Bangkok – septembre 2026. La Cour d’appel a confirmé la recevabilité d’une action collective ou « class action » intentée contre Charoen Pokphand Foods (CPF), géant agro‑alimentaire thaïlandais, accusé d’avoir introduit le tilapia à menton noir, une espèce invasive qui ravage les écosystèmes et les revenus des pêcheurs. Les plaignants réclament 2,4 milliards de bahts de compensation.
Une espèce invasive au cœur du litige
Le dossier remonte à 2024, lorsque dix pêcheurs et éleveurs de Samut Songkhram ont saisi la justice. Ils affirment que CPF aurait importé le tilapia à menton noir pour des études. Des spécimens auraient été relâchés, ou se seraient échappés accidentellement des bassins d’élevage, provoquant leur prolifération incontrôlée dans les rivières et sur les côtes. Originaire d’Afrique, ce poisson s’est répandu dans les rivières et les côtes, détruisant crevettes, crabes et poissons indigènes.
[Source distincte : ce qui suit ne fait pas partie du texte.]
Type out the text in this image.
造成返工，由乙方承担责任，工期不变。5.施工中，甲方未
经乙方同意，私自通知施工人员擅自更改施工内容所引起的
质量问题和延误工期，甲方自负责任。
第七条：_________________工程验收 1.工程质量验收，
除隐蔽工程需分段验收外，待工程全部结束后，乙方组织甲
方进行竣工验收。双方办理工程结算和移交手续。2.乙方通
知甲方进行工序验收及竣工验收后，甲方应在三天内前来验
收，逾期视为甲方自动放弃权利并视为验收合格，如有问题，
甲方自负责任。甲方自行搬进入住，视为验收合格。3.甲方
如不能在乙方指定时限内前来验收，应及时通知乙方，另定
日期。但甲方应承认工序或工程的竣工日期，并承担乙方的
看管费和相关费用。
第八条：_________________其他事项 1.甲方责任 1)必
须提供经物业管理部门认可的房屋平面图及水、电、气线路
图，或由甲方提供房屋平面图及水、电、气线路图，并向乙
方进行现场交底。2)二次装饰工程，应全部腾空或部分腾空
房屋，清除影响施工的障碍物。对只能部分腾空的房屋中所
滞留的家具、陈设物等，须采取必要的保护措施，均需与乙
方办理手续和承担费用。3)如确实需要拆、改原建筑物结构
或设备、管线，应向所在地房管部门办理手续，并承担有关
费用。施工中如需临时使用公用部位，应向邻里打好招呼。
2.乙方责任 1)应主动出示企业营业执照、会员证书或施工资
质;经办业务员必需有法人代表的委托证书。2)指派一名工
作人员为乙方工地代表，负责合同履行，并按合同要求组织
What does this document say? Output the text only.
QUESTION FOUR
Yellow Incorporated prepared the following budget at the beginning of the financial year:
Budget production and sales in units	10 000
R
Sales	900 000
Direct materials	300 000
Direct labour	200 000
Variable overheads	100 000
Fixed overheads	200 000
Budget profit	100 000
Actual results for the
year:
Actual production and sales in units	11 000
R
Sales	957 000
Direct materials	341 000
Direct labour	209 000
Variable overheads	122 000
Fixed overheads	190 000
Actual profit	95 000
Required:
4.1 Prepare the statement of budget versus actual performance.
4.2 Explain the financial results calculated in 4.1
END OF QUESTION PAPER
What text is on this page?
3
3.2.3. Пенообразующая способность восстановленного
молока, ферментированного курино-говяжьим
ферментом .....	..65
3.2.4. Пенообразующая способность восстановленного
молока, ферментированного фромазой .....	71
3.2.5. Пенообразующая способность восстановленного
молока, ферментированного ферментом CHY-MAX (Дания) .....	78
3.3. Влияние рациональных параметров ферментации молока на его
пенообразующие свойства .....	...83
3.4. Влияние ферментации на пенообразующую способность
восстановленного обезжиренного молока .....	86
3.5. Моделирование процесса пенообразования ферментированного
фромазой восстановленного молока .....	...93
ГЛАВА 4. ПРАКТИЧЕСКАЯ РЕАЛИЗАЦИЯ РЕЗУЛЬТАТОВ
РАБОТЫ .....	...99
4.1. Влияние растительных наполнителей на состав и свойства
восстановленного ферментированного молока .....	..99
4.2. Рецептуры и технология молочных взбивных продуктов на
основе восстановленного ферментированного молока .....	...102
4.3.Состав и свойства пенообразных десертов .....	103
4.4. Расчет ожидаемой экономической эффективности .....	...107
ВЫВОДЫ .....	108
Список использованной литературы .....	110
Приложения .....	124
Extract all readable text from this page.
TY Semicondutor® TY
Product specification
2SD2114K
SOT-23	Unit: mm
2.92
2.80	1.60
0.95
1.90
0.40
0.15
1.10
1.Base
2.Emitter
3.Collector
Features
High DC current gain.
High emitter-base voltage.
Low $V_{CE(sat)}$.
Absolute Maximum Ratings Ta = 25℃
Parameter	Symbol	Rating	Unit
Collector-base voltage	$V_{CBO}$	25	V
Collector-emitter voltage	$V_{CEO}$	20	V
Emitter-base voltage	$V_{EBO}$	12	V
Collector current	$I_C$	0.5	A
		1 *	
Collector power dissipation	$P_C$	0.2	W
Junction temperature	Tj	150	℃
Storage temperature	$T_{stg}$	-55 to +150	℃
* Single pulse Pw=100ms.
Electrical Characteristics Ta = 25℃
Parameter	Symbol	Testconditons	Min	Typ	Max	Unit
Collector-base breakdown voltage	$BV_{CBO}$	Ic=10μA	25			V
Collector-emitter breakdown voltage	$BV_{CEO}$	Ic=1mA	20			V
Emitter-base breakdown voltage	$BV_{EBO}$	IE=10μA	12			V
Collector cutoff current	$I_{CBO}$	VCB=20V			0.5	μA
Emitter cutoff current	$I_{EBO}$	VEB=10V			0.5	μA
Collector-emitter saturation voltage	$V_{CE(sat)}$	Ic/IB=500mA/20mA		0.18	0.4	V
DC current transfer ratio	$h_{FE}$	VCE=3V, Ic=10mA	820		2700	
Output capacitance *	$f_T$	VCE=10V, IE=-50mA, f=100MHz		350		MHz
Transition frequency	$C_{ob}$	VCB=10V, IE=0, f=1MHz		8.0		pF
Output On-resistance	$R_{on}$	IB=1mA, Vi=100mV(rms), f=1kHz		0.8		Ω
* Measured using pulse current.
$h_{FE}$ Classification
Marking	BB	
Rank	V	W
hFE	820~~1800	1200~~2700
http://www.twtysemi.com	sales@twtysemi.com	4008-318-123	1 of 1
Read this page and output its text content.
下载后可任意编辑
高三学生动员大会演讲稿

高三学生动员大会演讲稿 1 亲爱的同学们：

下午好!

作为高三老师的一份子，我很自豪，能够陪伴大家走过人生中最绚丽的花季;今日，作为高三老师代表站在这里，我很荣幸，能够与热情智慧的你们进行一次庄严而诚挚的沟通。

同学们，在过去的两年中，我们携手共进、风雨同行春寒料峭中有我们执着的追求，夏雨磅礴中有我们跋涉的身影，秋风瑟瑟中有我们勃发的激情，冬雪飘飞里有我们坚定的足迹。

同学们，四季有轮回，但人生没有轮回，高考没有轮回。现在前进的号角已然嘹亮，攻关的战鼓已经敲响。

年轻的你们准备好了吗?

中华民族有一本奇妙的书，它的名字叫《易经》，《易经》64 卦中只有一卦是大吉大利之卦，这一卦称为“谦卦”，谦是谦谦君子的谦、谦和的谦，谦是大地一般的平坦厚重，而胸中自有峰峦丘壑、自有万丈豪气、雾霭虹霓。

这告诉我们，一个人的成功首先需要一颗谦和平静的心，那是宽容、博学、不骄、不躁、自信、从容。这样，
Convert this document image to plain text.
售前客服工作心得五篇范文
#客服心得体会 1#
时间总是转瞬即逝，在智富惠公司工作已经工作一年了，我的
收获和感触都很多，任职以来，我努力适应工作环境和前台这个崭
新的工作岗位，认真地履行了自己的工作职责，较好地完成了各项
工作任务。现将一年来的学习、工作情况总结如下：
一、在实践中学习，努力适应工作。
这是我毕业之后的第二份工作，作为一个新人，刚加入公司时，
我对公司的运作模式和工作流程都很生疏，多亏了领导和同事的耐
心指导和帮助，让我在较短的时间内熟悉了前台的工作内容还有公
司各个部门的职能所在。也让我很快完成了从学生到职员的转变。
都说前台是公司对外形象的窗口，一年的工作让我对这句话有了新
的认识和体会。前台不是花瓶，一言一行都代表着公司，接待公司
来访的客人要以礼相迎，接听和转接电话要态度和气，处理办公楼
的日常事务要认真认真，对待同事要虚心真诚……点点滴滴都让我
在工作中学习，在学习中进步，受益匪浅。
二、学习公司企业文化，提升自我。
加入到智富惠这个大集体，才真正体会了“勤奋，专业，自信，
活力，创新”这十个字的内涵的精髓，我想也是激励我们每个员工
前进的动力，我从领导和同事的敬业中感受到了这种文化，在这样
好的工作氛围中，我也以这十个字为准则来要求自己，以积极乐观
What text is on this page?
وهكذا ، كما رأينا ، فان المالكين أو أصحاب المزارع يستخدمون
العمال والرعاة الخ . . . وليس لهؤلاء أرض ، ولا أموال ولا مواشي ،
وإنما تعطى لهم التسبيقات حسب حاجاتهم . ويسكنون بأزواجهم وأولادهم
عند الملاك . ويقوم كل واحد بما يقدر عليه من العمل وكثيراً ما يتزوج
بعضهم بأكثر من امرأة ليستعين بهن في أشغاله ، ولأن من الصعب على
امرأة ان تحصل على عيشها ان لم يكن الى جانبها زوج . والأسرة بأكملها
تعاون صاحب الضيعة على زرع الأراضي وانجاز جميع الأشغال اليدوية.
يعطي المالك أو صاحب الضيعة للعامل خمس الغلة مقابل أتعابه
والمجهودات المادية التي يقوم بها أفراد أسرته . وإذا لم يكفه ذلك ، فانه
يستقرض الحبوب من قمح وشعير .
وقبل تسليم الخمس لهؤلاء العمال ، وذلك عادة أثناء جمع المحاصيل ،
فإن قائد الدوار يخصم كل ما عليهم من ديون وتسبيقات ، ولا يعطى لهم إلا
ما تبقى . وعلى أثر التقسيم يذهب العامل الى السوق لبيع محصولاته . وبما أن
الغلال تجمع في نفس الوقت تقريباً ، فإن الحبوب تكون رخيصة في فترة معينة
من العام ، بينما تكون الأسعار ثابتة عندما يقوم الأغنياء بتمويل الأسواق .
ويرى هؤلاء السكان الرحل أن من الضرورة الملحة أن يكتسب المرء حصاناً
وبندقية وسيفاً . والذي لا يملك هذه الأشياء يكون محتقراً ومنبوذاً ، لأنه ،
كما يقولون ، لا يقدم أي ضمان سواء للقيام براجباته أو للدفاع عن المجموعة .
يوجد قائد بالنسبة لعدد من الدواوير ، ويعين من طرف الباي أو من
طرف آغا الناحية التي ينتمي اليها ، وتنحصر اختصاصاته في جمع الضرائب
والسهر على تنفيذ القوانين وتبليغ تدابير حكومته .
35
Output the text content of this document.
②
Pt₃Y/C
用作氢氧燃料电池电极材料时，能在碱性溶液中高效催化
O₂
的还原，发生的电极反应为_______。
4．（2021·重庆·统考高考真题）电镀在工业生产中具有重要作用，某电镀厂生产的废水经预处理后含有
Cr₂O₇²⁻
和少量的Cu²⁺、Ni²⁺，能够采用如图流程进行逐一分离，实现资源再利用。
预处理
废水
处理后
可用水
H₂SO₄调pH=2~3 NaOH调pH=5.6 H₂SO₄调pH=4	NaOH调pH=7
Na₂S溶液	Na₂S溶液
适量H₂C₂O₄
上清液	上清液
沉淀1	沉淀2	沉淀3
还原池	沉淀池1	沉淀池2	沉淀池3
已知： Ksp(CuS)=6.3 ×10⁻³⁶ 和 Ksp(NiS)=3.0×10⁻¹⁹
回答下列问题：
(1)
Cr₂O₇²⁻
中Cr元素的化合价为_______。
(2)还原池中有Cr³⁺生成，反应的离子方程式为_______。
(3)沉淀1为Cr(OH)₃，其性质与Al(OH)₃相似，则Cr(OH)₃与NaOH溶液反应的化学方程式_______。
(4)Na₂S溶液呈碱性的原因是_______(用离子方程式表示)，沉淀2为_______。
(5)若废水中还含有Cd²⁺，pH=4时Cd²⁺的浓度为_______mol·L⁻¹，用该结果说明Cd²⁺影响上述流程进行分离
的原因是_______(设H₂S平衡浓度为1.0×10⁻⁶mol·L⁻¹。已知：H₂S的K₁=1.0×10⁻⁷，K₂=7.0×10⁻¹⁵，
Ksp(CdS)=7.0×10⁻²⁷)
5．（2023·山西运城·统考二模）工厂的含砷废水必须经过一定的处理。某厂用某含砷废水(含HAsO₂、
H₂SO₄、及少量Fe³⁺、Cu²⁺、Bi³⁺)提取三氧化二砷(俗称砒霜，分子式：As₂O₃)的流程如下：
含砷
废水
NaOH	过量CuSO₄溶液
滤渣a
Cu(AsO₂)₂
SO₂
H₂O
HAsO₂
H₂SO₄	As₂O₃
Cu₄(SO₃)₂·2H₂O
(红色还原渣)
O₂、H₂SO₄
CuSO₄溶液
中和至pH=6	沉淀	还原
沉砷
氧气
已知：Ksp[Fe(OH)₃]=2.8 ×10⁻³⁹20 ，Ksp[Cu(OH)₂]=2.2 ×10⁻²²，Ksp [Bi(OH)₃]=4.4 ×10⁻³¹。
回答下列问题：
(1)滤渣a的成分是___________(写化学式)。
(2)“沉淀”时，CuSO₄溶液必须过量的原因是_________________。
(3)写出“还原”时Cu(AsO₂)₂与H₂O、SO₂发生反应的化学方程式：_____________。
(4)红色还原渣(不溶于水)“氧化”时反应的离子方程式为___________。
En mars 2025, le tribunal civil du sud de Bangkok avait accepté la plainte en tant qu’action collective. CPF avait fait appel, mais la Cour d’appel vient de confirmer que les villageois ont le droit de poursuivre en groupe.
Procédure en cours
La Cour d’appel a précisé que le jugement ne porte pas encore sur le fond : il s’agit uniquement de la forme, validant la procédure collective. Le tribunal de première instance doit désormais entendre les témoins et examiner les preuves. Une décision sur la qualification environnementale du dossier est attendue le 30 novembre.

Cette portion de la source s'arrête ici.